I almost can't remember where I left off with Apple Guy.. It's been so long and so much more has happened since I've blogged. I think it was two weeks ago... Maybe three.. I stayed with him over the weekend, like I usually do. We went to have some yummy sushi and then went to a bar we've gone to a few times before.. I had their famous frozen screw drivers and he had his whiskey. We talked about everything like we usually do. He said something to the effect of.. "Hmm what do you not know about me..". Then he tells me that the baby on his lock screen of his iphone (that he previously told me was his niece) is actually his daughter. I had to ask him multiple times if he was kidding before actually believing him. And then, I was pissed. Not upset that he has a child. I've dated men with children before. But why lie about it? That's nothing to be ashamed of, and only makes me more suspicious of how honest he is.
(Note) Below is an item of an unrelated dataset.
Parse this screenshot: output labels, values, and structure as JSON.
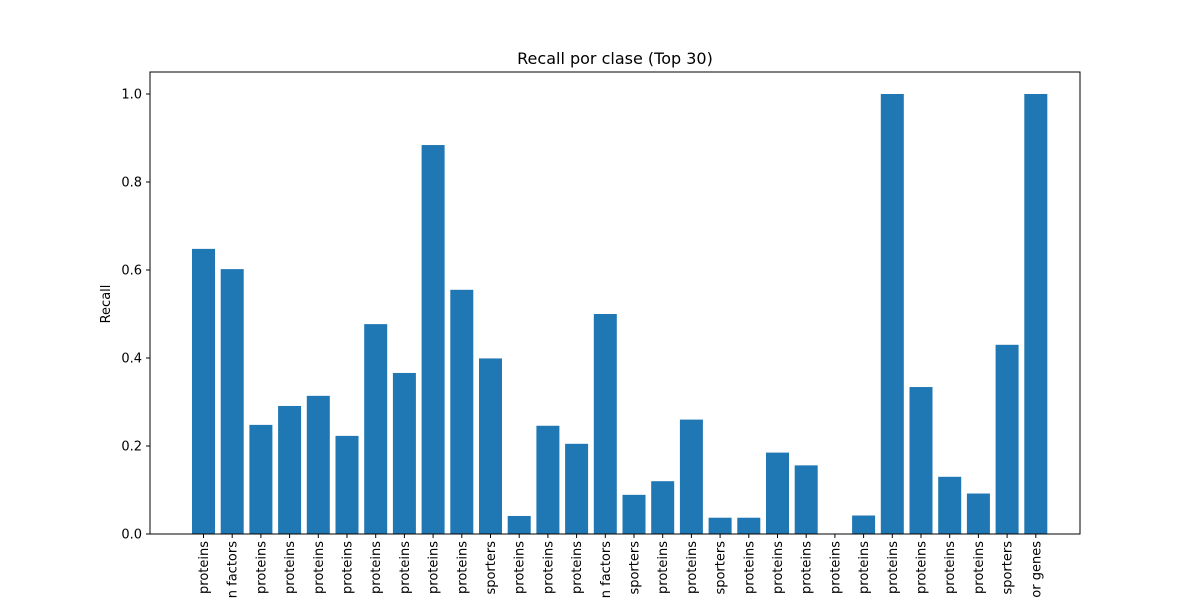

He tells me the long story of his ex and how it happened. Turns out, the mother moved out of state, didn't put his name on the birth certificate, and gave him no contact info. he hasn't spoken to her or seen his little girl in almost 2 years.
Anyway, that doesn't really pertain to anything, but I guess that's maybe why he kept it from me..? I'm not sure. We continue talking about it, about his daughter and everything until it's time to leave. We head back to his apartment and make ourselves another drink (like we needed it). We get into our pj's and get in bed and talk. I was very very drunk at this point, and I start trying to initiate sex with him and he just keeps saying he's not in the mood.. It's been a week since we've done anything and I'm about to start my period. I continue to stupidly grab his naughty places to get something started.. He continues to reject me and since I'm crazy hormonal, I start bawling my eyes out. That's all I remember.
He tells me the next morning, while I'm looking in the mirror at my huge, swollen eyes, that I cried for over an hour. And as soon as he'd get me calmed down, I'd try again. It's funny to look back at now, but I really do have lots of insecurities that are made worse when I'm sexually rejected. He said I finally laid down and he played with my hair until I fell asleep. What is it with me and drunken meltdowns? I just love making myself look like a psycho girl, apparently.
Anyone else have any embarrassing, drunk-cry stories?